A primeira diferença é a proposta, visto que cada novela faz parte de contextos distintos, no que se refere à sociedade e à produção de televisão de cada época.

A Viagem da Globo é uma novela romântica e até leve, se considerarmos que foi exibida no horário das sete da noite. Há um peso dramático, claro, mas diluído em abordagens brandas, às vezes poéticas, e com bons núcleos de humor, com personagens engraçados. É o chamado “alívio cômico”, que serve para aliviar as passagens mais dramáticas – caso do núcleo de Dona Cininha (Nair Bello), por exemplo.

A Viagem da Tupi foi exibida no horário das oito (equivalente ao das nove hoje em dia), no qual se permite um enfoque mais dramático e até mais realista. Portanto, não seria exagero dizer que a versão dos anos 1970 é mais densa e até mais pesada que a dos 1990. Isso é percebido logo na abertura, tanto nas imagens, quanto na música.

Enquanto a abertura de A Viagem da Globo apresentava imagens da natureza que perdiam o foco transformando-se em nuvens, a abertura da novela da Tupi fazia uma associação explícita com a doutrina espírita, com imagens de um livro sendo folheado (uma bíblia? um dos livros de Allan Kardec?). Para a reprise dessa novela, em 1980, foi feita uma nova abertura, um misto aleatório de imagens esotéricas e metafísicas.

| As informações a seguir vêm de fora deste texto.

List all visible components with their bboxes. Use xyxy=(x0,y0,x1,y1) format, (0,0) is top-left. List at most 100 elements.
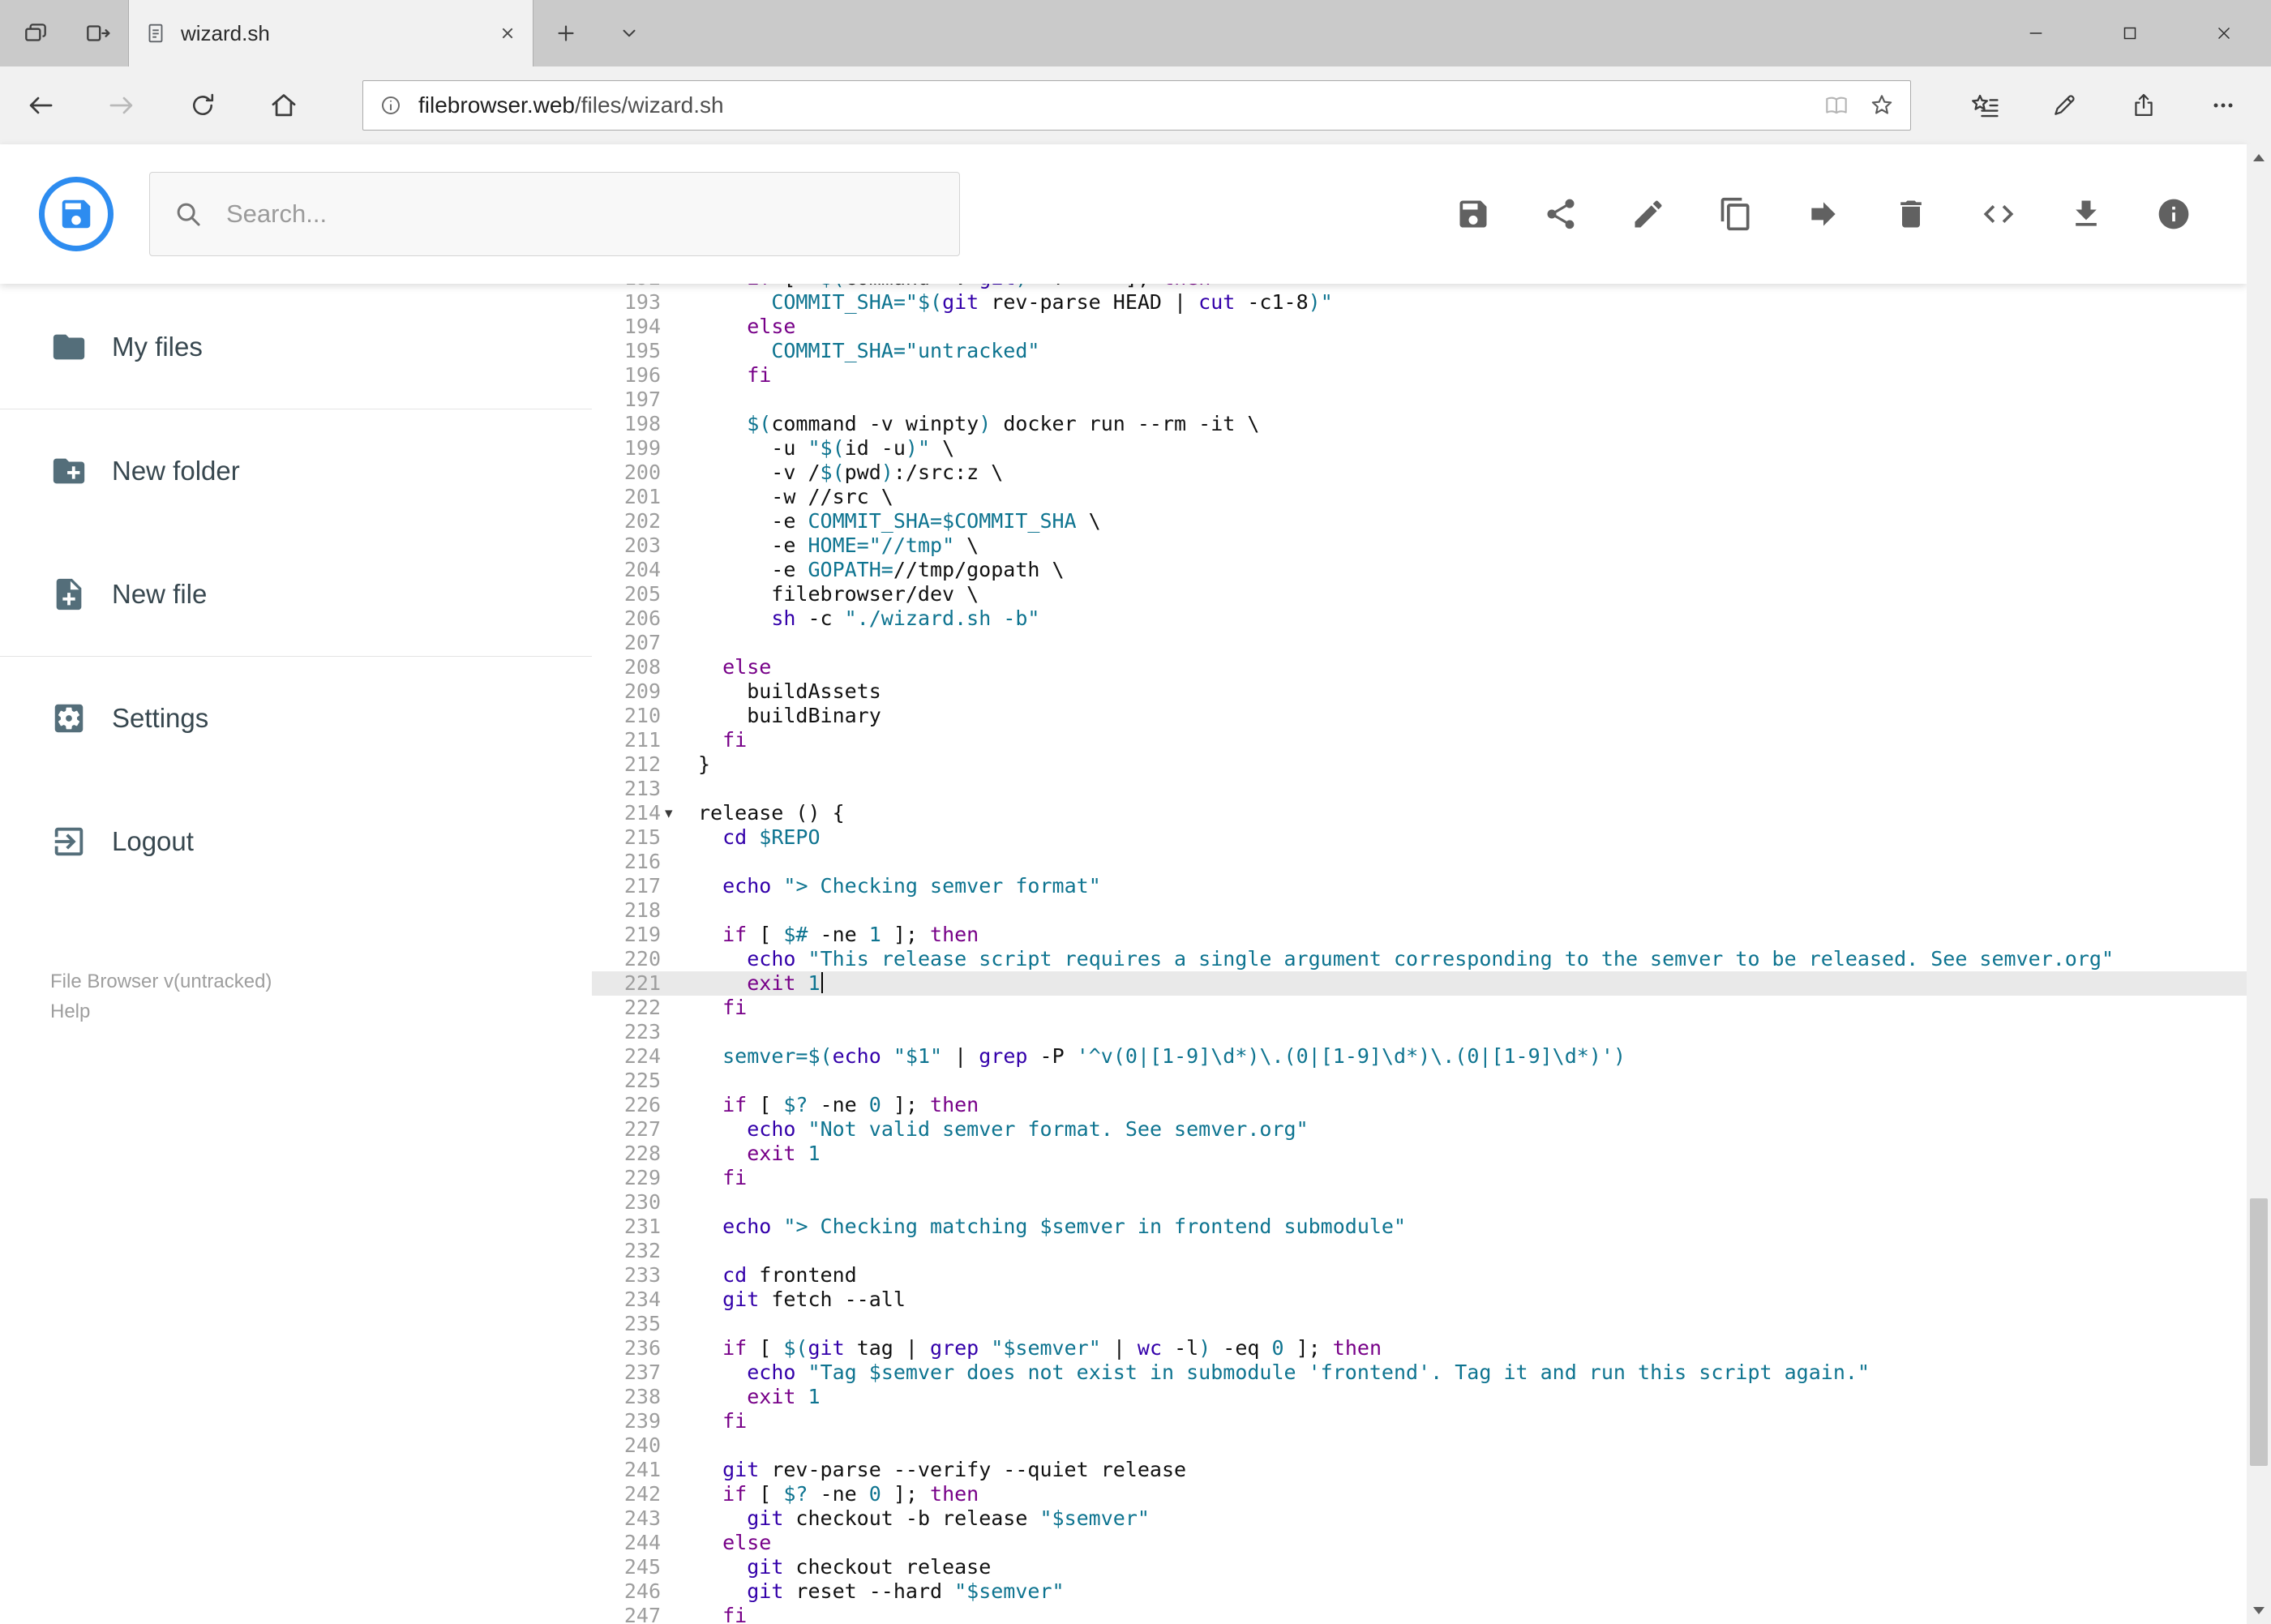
code-line-221[interactable]: 221 exit 1 xyxy=(592,971,2247,996)
share-button[interactable] xyxy=(1543,196,1579,232)
code-line-214[interactable]: 214 ▾ release () { xyxy=(592,801,2247,825)
filebrowser-logo-icon[interactable] xyxy=(39,177,114,251)
share-icon[interactable] xyxy=(2104,66,2183,144)
code-line-237[interactable]: 237 echo "Tag $semver does not exist in … xyxy=(592,1360,2247,1385)
reading-view-icon[interactable] xyxy=(1823,92,1850,119)
tab-list-chevron-icon[interactable] xyxy=(598,0,660,66)
code-line-205[interactable]: 205 filebrowser/dev \ xyxy=(592,582,2247,606)
code-line-241[interactable]: 241 git rev-parse --verify --quiet relea… xyxy=(592,1458,2247,1482)
code-line-200[interactable]: 200 -v /$(pwd):/src:z \ xyxy=(592,461,2247,485)
code-line-209[interactable]: 209 buildAssets xyxy=(592,679,2247,704)
code-line-208[interactable]: 208 else xyxy=(592,655,2247,679)
code-line-195[interactable]: 195 COMMIT_SHA="untracked" xyxy=(592,339,2247,363)
code-line-233[interactable]: 233 cd frontend xyxy=(592,1263,2247,1288)
code-line-202[interactable]: 202 -e COMMIT_SHA=$COMMIT_SHA \ xyxy=(592,509,2247,533)
code-line-206[interactable]: 206 sh -c "./wizard.sh -b" xyxy=(592,606,2247,631)
home-button[interactable] xyxy=(243,66,324,144)
code-line-239[interactable]: 239 fi xyxy=(592,1409,2247,1433)
code-line-192[interactable]: 192 if [ "$(command -v git)" != "" ]; th… xyxy=(592,284,2247,290)
code-line-197[interactable]: 197 xyxy=(592,388,2247,412)
code-line-238[interactable]: 238 exit 1 xyxy=(592,1385,2247,1409)
close-button[interactable] xyxy=(2177,0,2271,66)
code-line-232[interactable]: 232 xyxy=(592,1239,2247,1263)
code-line-247[interactable]: 247 fi xyxy=(592,1604,2247,1624)
more-options-icon[interactable] xyxy=(2183,66,2263,144)
code-line-215[interactable]: 215 cd $REPO xyxy=(592,825,2247,850)
code-line-213[interactable]: 213 xyxy=(592,777,2247,801)
search-box[interactable] xyxy=(149,172,960,256)
address-bar[interactable]: filebrowser.web/files/wizard.sh xyxy=(362,80,1911,131)
code-line-231[interactable]: 231 echo "> Checking matching $semver in… xyxy=(592,1215,2247,1239)
tab-close-icon[interactable] xyxy=(497,23,518,44)
code-line-242[interactable]: 242 if [ $? -ne 0 ]; then xyxy=(592,1482,2247,1506)
code-editor[interactable]: 192 if [ "$(command -v git)" != "" ]; th… xyxy=(592,284,2247,1624)
code-line-207[interactable]: 207 xyxy=(592,631,2247,655)
code-line-218[interactable]: 218 xyxy=(592,898,2247,923)
code-line-196[interactable]: 196 fi xyxy=(592,363,2247,388)
code-line-222[interactable]: 222 fi xyxy=(592,996,2247,1020)
code-line-223[interactable]: 223 xyxy=(592,1020,2247,1044)
tab-preview-icon[interactable] xyxy=(5,0,66,66)
save-button[interactable] xyxy=(1455,196,1491,232)
rename-button[interactable] xyxy=(1630,196,1666,232)
back-button[interactable] xyxy=(0,66,81,144)
web-note-pen-icon[interactable] xyxy=(2025,66,2104,144)
code-line-240[interactable]: 240 xyxy=(592,1433,2247,1458)
code-line-211[interactable]: 211 fi xyxy=(592,728,2247,752)
code-line-246[interactable]: 246 git reset --hard "$semver" xyxy=(592,1579,2247,1604)
copy-button[interactable] xyxy=(1718,196,1754,232)
code-line-193[interactable]: 193 COMMIT_SHA="$(git rev-parse HEAD | c… xyxy=(592,290,2247,315)
code-line-217[interactable]: 217 echo "> Checking semver format" xyxy=(592,874,2247,898)
code-line-219[interactable]: 219 if [ $# -ne 1 ]; then xyxy=(592,923,2247,947)
maximize-button[interactable] xyxy=(2083,0,2177,66)
sidebar-item-settings[interactable]: Settings xyxy=(0,657,592,780)
move-button[interactable] xyxy=(1806,196,1841,232)
code-line-220[interactable]: 220 echo "This release script requires a… xyxy=(592,947,2247,971)
code-line-199[interactable]: 199 -u "$(id -u)" \ xyxy=(592,436,2247,461)
sidebar-item-my-files[interactable]: My files xyxy=(0,285,592,409)
help-link[interactable]: Help xyxy=(50,996,592,1026)
vertical-scrollbar[interactable] xyxy=(2247,144,2271,1624)
search-input[interactable] xyxy=(225,199,936,229)
favorites-hub-icon[interactable] xyxy=(1945,66,2025,144)
code-line-210[interactable]: 210 buildBinary xyxy=(592,704,2247,728)
code-line-198[interactable]: 198 $(command -v winpty) docker run --rm… xyxy=(592,412,2247,436)
code-line-245[interactable]: 245 git checkout release xyxy=(592,1555,2247,1579)
new-tab-button[interactable] xyxy=(533,0,598,66)
fold-marker-icon[interactable]: ▾ xyxy=(665,801,673,825)
code-line-204[interactable]: 204 -e GOPATH=//tmp/gopath \ xyxy=(592,558,2247,582)
refresh-button[interactable] xyxy=(162,66,243,144)
code-line-229[interactable]: 229 fi xyxy=(592,1166,2247,1190)
browser-tab[interactable]: wizard.sh xyxy=(128,0,533,66)
code-line-234[interactable]: 234 git fetch --all xyxy=(592,1288,2247,1312)
code-line-194[interactable]: 194 else xyxy=(592,315,2247,339)
sidebar-item-logout[interactable]: Logout xyxy=(0,780,592,903)
code-line-236[interactable]: 236 if [ $(git tag | grep "$semver" | wc… xyxy=(592,1336,2247,1360)
code-line-230[interactable]: 230 xyxy=(592,1190,2247,1215)
delete-button[interactable] xyxy=(1893,196,1929,232)
sidebar-item-new-file[interactable]: New file xyxy=(0,533,592,656)
code-line-243[interactable]: 243 git checkout -b release "$semver" xyxy=(592,1506,2247,1531)
code-line-216[interactable]: 216 xyxy=(592,850,2247,874)
set-tabs-aside-icon[interactable] xyxy=(66,0,128,66)
code-line-225[interactable]: 225 xyxy=(592,1069,2247,1093)
code-line-228[interactable]: 228 exit 1 xyxy=(592,1142,2247,1166)
code-line-201[interactable]: 201 -w //src \ xyxy=(592,485,2247,509)
raw-code-button[interactable] xyxy=(1981,196,2016,232)
download-button[interactable] xyxy=(2068,196,2104,232)
scroll-up-arrow-icon[interactable] xyxy=(2253,154,2265,161)
scrollbar-thumb[interactable] xyxy=(2250,1198,2268,1466)
forward-button[interactable] xyxy=(81,66,162,144)
site-info-icon[interactable] xyxy=(378,92,404,118)
favorite-star-icon[interactable] xyxy=(1868,92,1896,119)
minimize-button[interactable] xyxy=(1989,0,2083,66)
code-line-244[interactable]: 244 else xyxy=(592,1531,2247,1555)
info-button[interactable] xyxy=(2156,196,2192,232)
code-line-227[interactable]: 227 echo "Not valid semver format. See s… xyxy=(592,1117,2247,1142)
code-line-203[interactable]: 203 -e HOME="//tmp" \ xyxy=(592,533,2247,558)
code-line-224[interactable]: 224 semver=$(echo "$1" | grep -P '^v(0|[… xyxy=(592,1044,2247,1069)
code-line-212[interactable]: 212} xyxy=(592,752,2247,777)
code-line-226[interactable]: 226 if [ $? -ne 0 ]; then xyxy=(592,1093,2247,1117)
code-line-235[interactable]: 235 xyxy=(592,1312,2247,1336)
scroll-down-arrow-icon[interactable] xyxy=(2253,1607,2265,1614)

Já a música extremamente romântica do Roupa Nova que embalava a abertura na Globo em nada lembra os acordes de rock progressivo de cada música nas duas aberturas que a novela teve na TV Tupi.

Nomes trocados

Outro ponto de diferenciação entre as produções são os nomes trocados de alguns personagens. Na versão da Tupi, o advogado César Jordão (Altair Lima) era um dos protagonistas. Como na novela anterior da Globo no horário das sete, Olho no Olho, já havia um personagem de destaque chamado César (Zapata, de Reginaldo Faria), Ivani, para o remake de A Viagem, mudou o nome de seu protagonista para Otávio César Jordão (ou apenas Otávio Jordão), vivido por Antônio Fagundes.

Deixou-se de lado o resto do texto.